В добросовестности Кристоффеля Патигаяса нельзя сомневаться – за время его службы в почтамте не было и дня, когда вверенные ему письма не доходили бы до адресатов в положенный срок. Каждый понедельник седой почтальон поправлял наплечную сумку, пока её ремень не помещался точно в кожную ложбинку, натруженную за десять лет работы, примощался в просиженное клювовороное кресло со скрипучей выцветшей рамой и то и дело спадавшей цепью и направлял развалюху в одному ему ведомое место.

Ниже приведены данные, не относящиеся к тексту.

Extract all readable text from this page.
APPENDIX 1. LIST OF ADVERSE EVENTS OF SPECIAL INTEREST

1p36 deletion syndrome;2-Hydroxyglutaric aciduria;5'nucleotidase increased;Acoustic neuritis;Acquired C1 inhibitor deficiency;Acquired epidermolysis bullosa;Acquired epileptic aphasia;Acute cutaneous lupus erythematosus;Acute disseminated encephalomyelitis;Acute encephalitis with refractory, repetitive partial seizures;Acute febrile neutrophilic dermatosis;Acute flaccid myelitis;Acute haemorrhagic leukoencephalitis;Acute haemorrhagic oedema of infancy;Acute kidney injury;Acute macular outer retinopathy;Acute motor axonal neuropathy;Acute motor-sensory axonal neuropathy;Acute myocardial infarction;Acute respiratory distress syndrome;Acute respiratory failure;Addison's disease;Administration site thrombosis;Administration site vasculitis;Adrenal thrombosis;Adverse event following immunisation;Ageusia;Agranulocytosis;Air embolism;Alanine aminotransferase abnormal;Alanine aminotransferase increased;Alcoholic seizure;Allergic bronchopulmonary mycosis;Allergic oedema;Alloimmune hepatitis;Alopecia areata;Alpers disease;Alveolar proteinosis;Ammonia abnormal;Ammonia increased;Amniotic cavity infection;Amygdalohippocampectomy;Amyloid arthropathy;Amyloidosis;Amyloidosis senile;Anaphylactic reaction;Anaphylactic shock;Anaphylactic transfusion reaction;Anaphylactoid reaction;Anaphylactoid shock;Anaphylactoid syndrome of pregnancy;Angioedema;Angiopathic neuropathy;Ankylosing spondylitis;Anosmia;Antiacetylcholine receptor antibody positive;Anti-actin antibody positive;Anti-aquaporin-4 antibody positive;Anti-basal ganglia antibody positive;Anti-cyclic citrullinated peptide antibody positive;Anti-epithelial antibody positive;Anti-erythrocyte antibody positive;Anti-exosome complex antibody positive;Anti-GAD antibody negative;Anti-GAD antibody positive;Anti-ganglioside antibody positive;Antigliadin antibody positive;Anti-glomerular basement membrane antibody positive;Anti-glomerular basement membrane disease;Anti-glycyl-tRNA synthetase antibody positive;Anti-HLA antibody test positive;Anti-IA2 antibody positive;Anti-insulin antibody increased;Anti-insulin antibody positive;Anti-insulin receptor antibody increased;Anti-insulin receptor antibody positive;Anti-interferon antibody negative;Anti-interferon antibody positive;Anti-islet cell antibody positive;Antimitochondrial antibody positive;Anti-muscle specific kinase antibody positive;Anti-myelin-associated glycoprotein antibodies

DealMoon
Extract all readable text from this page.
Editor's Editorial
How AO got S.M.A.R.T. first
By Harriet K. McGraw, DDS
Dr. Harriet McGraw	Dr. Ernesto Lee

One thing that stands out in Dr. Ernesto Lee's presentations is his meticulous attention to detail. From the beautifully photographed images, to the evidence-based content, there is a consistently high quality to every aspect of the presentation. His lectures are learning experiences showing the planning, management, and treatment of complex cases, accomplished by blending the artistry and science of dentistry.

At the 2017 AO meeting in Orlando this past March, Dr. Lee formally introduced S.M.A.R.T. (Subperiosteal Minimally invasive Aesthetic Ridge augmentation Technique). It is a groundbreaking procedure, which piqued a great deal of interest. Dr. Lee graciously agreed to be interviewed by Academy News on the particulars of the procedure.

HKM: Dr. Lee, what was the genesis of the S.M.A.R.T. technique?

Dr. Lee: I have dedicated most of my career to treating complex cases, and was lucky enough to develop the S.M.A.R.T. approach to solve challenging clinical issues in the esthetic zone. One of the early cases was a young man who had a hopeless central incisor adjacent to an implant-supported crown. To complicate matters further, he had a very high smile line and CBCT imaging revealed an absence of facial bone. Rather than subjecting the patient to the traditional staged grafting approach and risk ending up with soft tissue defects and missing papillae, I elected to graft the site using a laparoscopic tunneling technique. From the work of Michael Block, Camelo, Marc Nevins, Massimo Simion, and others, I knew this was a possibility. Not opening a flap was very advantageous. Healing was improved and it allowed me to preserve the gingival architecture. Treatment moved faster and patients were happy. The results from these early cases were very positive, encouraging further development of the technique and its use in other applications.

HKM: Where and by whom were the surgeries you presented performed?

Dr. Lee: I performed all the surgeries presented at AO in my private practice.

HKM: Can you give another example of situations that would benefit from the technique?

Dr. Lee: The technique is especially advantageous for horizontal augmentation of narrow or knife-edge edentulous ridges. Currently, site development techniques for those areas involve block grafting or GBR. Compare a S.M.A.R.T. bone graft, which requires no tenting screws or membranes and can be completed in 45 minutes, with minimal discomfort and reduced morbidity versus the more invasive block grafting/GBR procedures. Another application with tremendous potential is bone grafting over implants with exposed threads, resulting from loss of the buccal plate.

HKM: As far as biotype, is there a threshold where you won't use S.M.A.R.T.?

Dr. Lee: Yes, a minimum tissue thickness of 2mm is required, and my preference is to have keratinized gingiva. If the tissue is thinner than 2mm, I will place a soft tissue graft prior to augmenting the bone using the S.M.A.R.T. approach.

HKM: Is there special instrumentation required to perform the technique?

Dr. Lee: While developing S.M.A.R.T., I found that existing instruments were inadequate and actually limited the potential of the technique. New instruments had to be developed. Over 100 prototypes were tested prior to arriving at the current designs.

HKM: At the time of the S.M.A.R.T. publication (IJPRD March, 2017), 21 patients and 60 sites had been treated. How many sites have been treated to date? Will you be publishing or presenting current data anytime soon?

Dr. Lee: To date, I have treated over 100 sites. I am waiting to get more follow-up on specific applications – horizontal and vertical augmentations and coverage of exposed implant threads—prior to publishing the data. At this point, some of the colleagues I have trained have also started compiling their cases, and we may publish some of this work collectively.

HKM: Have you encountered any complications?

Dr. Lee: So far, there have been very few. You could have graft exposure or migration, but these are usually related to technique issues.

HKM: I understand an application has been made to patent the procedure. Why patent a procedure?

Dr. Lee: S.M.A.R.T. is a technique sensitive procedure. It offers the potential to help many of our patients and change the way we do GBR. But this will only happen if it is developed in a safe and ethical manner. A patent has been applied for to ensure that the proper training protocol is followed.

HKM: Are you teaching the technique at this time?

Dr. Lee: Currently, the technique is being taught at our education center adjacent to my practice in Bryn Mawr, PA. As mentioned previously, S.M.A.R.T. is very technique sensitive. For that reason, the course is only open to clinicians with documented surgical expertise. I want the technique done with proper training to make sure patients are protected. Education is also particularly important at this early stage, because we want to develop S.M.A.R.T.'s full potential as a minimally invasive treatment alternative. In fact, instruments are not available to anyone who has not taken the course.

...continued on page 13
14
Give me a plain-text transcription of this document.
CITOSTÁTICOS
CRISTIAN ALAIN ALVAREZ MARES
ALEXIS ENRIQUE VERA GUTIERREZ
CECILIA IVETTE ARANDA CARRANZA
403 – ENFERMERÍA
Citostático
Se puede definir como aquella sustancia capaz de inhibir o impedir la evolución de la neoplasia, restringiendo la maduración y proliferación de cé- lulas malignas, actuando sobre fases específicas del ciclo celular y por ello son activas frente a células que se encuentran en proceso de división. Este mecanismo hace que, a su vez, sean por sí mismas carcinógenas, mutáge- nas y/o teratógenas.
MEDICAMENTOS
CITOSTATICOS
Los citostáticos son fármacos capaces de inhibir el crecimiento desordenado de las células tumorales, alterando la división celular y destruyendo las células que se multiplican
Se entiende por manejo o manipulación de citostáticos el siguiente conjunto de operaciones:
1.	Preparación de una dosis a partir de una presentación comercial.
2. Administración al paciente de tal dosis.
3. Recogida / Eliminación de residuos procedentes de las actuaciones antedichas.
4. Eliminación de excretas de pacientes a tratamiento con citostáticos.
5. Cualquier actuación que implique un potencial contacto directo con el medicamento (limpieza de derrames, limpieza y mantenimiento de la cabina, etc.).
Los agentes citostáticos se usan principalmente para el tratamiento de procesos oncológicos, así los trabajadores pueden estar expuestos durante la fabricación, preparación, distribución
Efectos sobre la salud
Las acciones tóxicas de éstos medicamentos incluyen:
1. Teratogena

Старая коморка в подвалах безлюдного дома скрывала от глаз прохожих таинство, в которое ненадолго погружался Кристоффель. Он приставлял велосипед к стене, улыбающейся сцепкой белокирпичных зубьев из-под частых бетонных дыр, и забирался в сырой подвал. По живности там можно было узнать время года: если попискивали мыши, крысы – значит, зима; если в глухие «окна» бились бездумные мухи или подневольные бабочки – лето. Кристоффель занимал привычное место у обломка шифера, прилаженного к вертикальной ножке (какой-то умелец соорудил стол), так, что проседевшая лысина его смотрела в щербину между двух толстенных настилов из бетона. Трясущимися венозными руками он доставал из сумки конверты, умещал их меж серых рёбер стола и принимался за первый отбор. Суть его была такова: если отправитель и получатель совпадали по полу – конверт отставлялся в сторону, по левую руку седого цензора; если письмо адресовалось мужчиной женщине или наоборот, оно пополняло заветную стопочку справа. Когда эта часть работы заканчивалась, Кристоффель убирал скопившиеся гомогамные конверты в рабочую сумку, а другие, которые прошли странное испытание, закутывал в небольшой холщовый мешочек и сразу же убирал под куртку с видневшимся на ней кусочком круглой эмблемы какой-то спортивной команды; остальная часть символа беспощадно стёрлась за прошествием долгих лет.
Велосипедная цепь вяло, с характерным скрежетом прохаживалась по шестерням между спиц под ногами Кристоффеля, размеренно крутившими педали. Почтовые ящики на привходах домовладений податливо проглатывали в свои жестяные зобы белые конвертики. На разнос писем отводилась вся рабочая неделя до субботы включительно, но руки Кристоффеля терпеливо разносили всю отобранную им корреспонденцию до последнего (нетронутыми оставались только конверты в мешке, державшемся в куртке под сердцем).
В свой одинокий дом он возвращался, когда на улице загорались ночные фонари. Кристоффель раздевался, умывал руки, подкреплялся привычным своим завтраком-обедом-ужином – сухими галетами с водой, – и отправлялся к письменному столу, держа под мышкой мешочек с десятками секретов.
В маленькой керамической чашечке горит свеча, покрываясь росой густого воска, – значит, Кристоффель уже приготовил первое письмо, намереваясь открыть его в сумраке ночи, и только крохотный свет по левую руку – верная звёздочка утлого судёнышка старого почтальона, заброшенного в океан страдальческой жизни. Идущие дрожью пальцы подставляют к свету первый носитель крошечной истории – «почтовой жизни».